[erlang-questions] Dialyzer: Why do I get a 'will never return success typing error' with this recursive function?
Jeremy Raymond
jeraymond@REDACTED
Sat Feb 25 03:38:03 CET 2012
On 2012-02-24, at 3:51 PM, Kostis Sagonas wrote:
> On 02/24/12 19:36, Jeremy Raymond wrote:
>> On Fri, Feb 24, 2012 at 12:07 PM, Kostis Sagonas<kostis@REDACTED> wrote:
>>>
>>> Lesson #2: do not spec function args with terms for which the function will
>>> not return any value.
>>
>> So my case where I do want the atypical behaviour to loop with some
>> args and no with others, I should forgo the spec and ignore the
>> Dialyzer warning? There is no way I can state via aspecs that this is
>> indeed the intent of the function?
>
> If your function is indeed like the following one:
>
> test(noloop) ->
> ok;
> test(loop) ->
> test(loop). % dialyzer warns about this call
>
> then there is a very simple thing that you can do: fold the argument in the function name and make two functions from it:
>
> test_noloop() ->
> ok.
>
> test_loop() ->
> test_loop().
>
> Dialyzer knows not to complain about calls to test_loop(), esp. so if you provide a spec that explicitly says that this function has indeed no_return().

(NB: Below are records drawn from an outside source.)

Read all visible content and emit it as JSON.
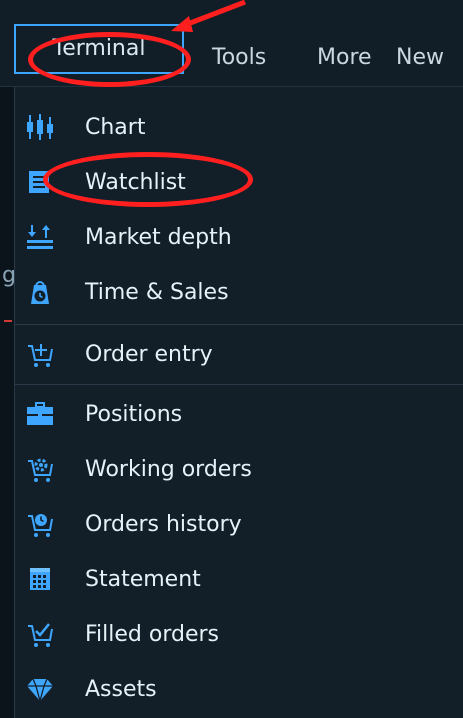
{
  "topbar": {
    "tabs": [
      {
        "label": "Terminal"
      },
      {
        "label": "Tools"
      },
      {
        "label": "More"
      },
      {
        "label": "New"
      }
    ]
  },
  "left_strip": {
    "fragment": "g"
  },
  "menu": {
    "items": [
      {
        "label": "Chart",
        "icon": "candles-icon"
      },
      {
        "label": "Watchlist",
        "icon": "list-icon"
      },
      {
        "label": "Market depth",
        "icon": "depth-icon"
      },
      {
        "label": "Time & Sales",
        "icon": "time-sales-icon"
      },
      {
        "label": "Order entry",
        "icon": "cart-plus-icon"
      },
      {
        "label": "Positions",
        "icon": "briefcase-icon"
      },
      {
        "label": "Working orders",
        "icon": "cart-gear-icon"
      },
      {
        "label": "Orders history",
        "icon": "cart-clock-icon"
      },
      {
        "label": "Statement",
        "icon": "calendar-icon"
      },
      {
        "label": "Filled orders",
        "icon": "cart-check-icon"
      },
      {
        "label": "Assets",
        "icon": "diamond-icon"
      }
    ]
  },
  "colors": {
    "accent": "#3ea6ff",
    "icon": "#3ea6ff",
    "annotation": "#ff1f1f",
    "menu_bg": "#121f29"
  }
}
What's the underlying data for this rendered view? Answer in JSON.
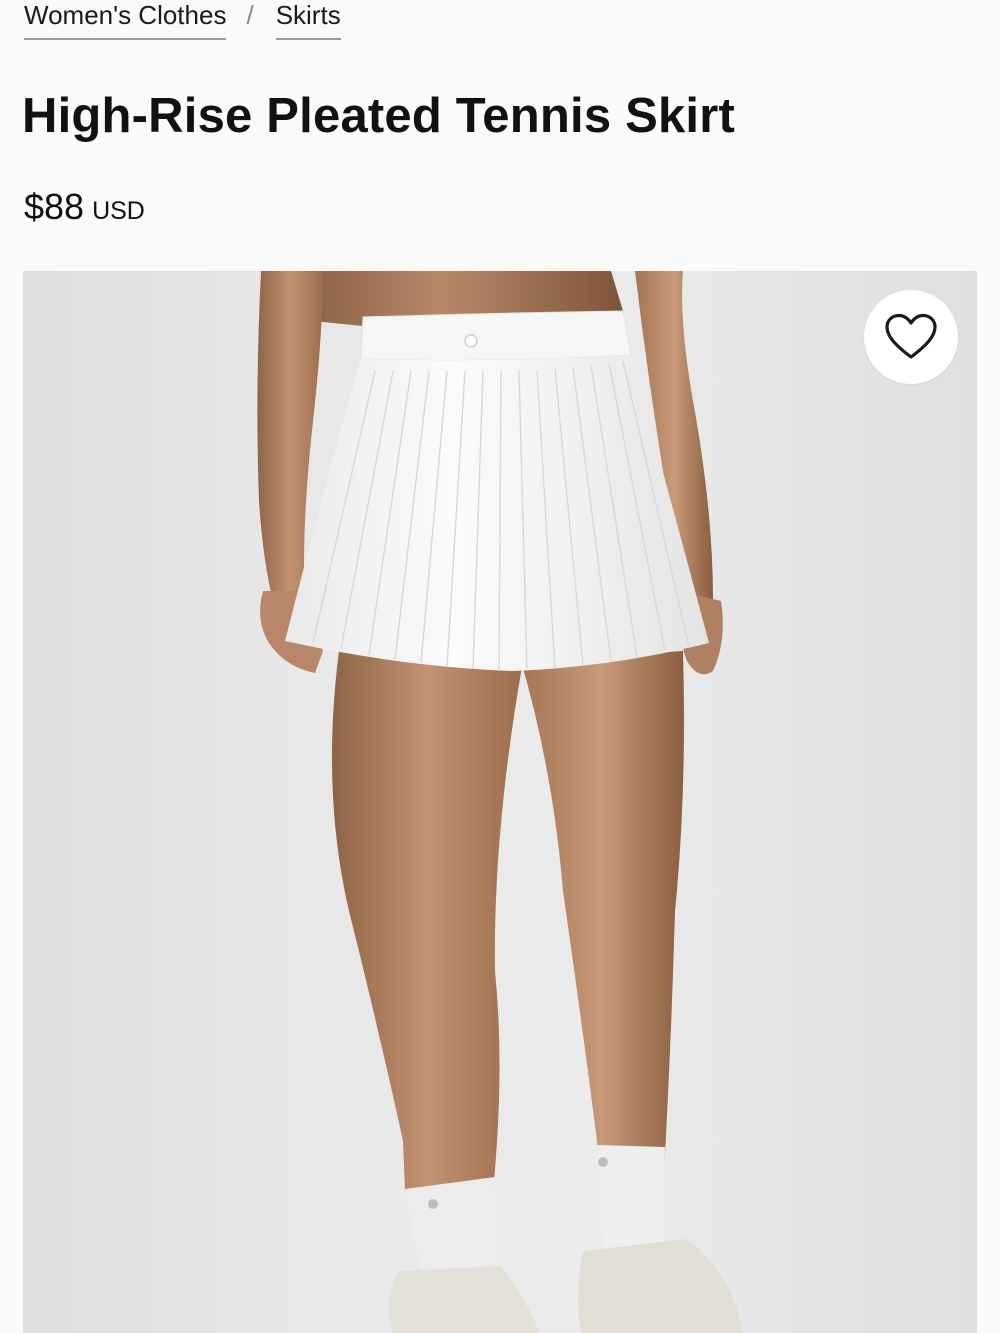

To me, this is a more kosher program and expresses what you want better than a spec will do.
>
> Kostis
>
> PS. I understand of course that if your program is more involved than the above, you may need to refactor it a bit -- but dialyzer can guide you in this: when it complains that some call will never return, it is sure this call will always end up in the looping clause.
>
A simplified version of what I'm doing is
work(Type, Args) ->
spawn_link(fun() -> do_work(Type, Args) end).
do_work(type1, Args) ->
% do something once
ok;
do_work(type2, Args) ->
% do something else, then repeat
work(loop, Args).
Some types of work are done once, others repeat. I could split the work into different functions, but then I need some other mechanism to select the type of work to do (case or if statements). Is there a better way I can do this?